Speaking to a medical practitioner some time ago at one of the hospitals in Metro Vancouver was an eye -opener. He noted that it was extremely difficult to understand patients of different cultures, and therefore, had to be extra vigilant when administrating certain drugs.
For example, when a patient of Indian, Chinese or Japanese background comes into the emergency, at times they have a tendency to downplay their suffering and pain.
On the other hand, for example a patient of Italian background may over exaggerate because in certain cultures expressing one’s feelings of discomfort is more acceptable whereas in others other cultures such behavior is looked down upon.
I can recall whenever my grandmother got sick, who passed away in her late 70’s from a stroke, she would often say she is getting better, therefore, no need to see a doctor.

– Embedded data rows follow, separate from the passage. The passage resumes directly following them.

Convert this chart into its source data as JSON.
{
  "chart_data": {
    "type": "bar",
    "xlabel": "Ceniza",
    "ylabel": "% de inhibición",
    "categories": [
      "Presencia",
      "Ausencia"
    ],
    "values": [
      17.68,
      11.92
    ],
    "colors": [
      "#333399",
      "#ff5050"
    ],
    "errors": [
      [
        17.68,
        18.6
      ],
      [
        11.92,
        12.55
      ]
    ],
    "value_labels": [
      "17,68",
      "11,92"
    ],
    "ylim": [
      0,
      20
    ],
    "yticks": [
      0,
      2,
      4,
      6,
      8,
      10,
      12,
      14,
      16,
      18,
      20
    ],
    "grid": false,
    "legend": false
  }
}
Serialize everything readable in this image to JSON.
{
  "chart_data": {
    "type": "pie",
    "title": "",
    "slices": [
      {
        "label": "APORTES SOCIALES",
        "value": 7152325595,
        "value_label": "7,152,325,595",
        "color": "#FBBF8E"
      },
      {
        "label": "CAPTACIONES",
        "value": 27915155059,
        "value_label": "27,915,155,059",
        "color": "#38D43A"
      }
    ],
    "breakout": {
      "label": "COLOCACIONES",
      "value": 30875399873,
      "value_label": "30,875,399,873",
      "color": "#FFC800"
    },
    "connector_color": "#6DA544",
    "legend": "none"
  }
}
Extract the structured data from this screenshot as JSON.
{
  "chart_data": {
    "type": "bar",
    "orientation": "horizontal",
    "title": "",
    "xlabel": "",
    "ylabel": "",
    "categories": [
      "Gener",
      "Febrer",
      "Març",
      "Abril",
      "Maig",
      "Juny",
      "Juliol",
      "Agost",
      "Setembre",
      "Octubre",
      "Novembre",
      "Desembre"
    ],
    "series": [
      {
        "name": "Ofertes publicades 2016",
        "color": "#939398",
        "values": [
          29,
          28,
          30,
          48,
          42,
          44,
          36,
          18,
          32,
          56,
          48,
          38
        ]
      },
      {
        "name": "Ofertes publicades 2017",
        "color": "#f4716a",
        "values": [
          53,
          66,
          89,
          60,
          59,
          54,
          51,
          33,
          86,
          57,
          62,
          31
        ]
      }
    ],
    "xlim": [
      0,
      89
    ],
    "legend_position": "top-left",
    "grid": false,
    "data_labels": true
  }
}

Perhaps one reason was that she could not speak English very well. And often there is the perception among certain ethnic cultures that going for an operation or to the hospital is a signal that they may never come out alive.
Now days more and more hospitals have interpreters and a staff of diverse cultures are available. And family members are often available if needed. However, medical practitioners still have to be extra cautious, whether it is administrating drugs or selection of words used when giving unpleasant news even though patients may be able to communicate in English.